We live in a world where most of today's information has become easily accessible and overly shared online. A recent study found that more than 70% of its participants agreed that one must consume enormous amounts of information to become successful, and technology is the key to gaining access. Could information fatigue syndrome be this generation's adaptation of analysis paralysis? Are differing information choices vital to remaining informed, or can they be considered harmful to a person's ability to retain messages and make conscious health decisions? Do members of television, radio, and the media in general help with accountability of the information they choose to share?

Presenter: Erica Noel

Participants will:

  • Learn about information fatigue syndrome and how it lends to unhappy work culture and disregard for healthy home life.
  • Understand how your thoughts and the information you recall can be leading you down the path of insomnia, impaired cognitive function, and deteriorating immune health.
  • Learn how to control the information you consume and how you can become a conscious sharer.


April 27: The Impact of Cutting Physical Activity Opportunities in Schools

In the past two decades, particularly after the No Child Left Behind Act was passed, many school systems have made cuts to subjects that are not part of regular standardized testing (i.e. arts/music, physical ed., recess). This was done to allow for more time in the classroom to focus on math, English, and science. But is it paying off?
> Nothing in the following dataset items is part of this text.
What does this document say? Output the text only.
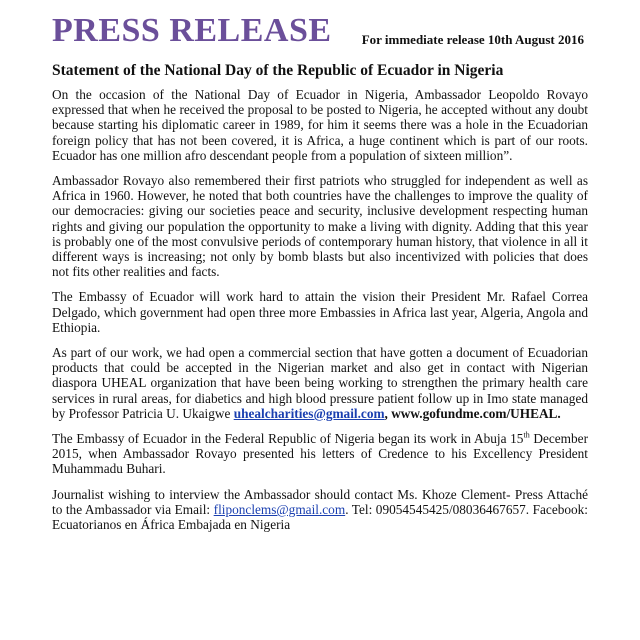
PRESS RELEASE For immediate release 10th August 2016
Statement of the National Day of the Republic of Ecuador in Nigeria

On the occasion of the National Day of Ecuador in Nigeria, Ambassador Leopoldo Rovayo expressed that when he received the proposal to be posted to Nigeria, he accepted without any doubt because starting his diplomatic career in 1989, for him it seems there was a hole in the Ecuadorian foreign policy that has not been covered, it is Africa, a huge continent which is part of our roots. Ecuador has one million afro descendant people from a population of sixteen million”.

Ambassador Rovayo also remembered their first patriots who struggled for independent as well as Africa in 1960. However, he noted that both countries have the challenges to improve the quality of our democracies: giving our societies peace and security, inclusive development respecting human rights and giving our population the opportunity to make a living with dignity. Adding that this year is probably one of the most convulsive periods of contemporary human history, that violence in all it different ways is increasing; not only by bomb blasts but also incentivized with policies that does not fits other realities and facts.

The Embassy of Ecuador will work hard to attain the vision their President Mr. Rafael Correa Delgado, which government had open three more Embassies in Africa last year, Algeria, Angola and Ethiopia.

As part of our work, we had open a commercial section that have gotten a document of Ecuadorian products that could be accepted in the Nigerian market and also get in contact with Nigerian diaspora UHEAL organization that have been being working to strengthen the primary health care services in rural areas, for diabetics and high blood pressure patient follow up in Imo state managed by Professor Patricia U. Ukaigwe uhealcharities@gmail.com, www.gofundme.com/UHEAL.

The Embassy of Ecuador in the Federal Republic of Nigeria began its work in Abuja 15th December 2015, when Ambassador Rovayo presented his letters of Credence to his Excellency President Muhammadu Buhari.

Journalist wishing to interview the Ambassador should contact Ms. Khoze Clement- Press Attaché to the Ambassador via Email: fliponclems@gmail.com. Tel: 09054545425/08036467657. Facebook: Ecuatorianos en África Embajada en Nigeria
Learn how physical activity became part of the school day; the impact of physical ed. cuts on children's academic success; and how teachers, school administrators, policymakers, and parents can increase children's access to physical activity opportunities.

Presenter: Shelby Keye

Participants will:

  • Know the history and trends of physical activity opportunities in schools.
  • Understand how PE/recess cuts are detrimental to children's physical and cognitive health, and academic abilities.
  • Learn ways teachers, school administrators, policy makers, and parents can increase physical activity in schools, and at home to optimize positive benefits for children.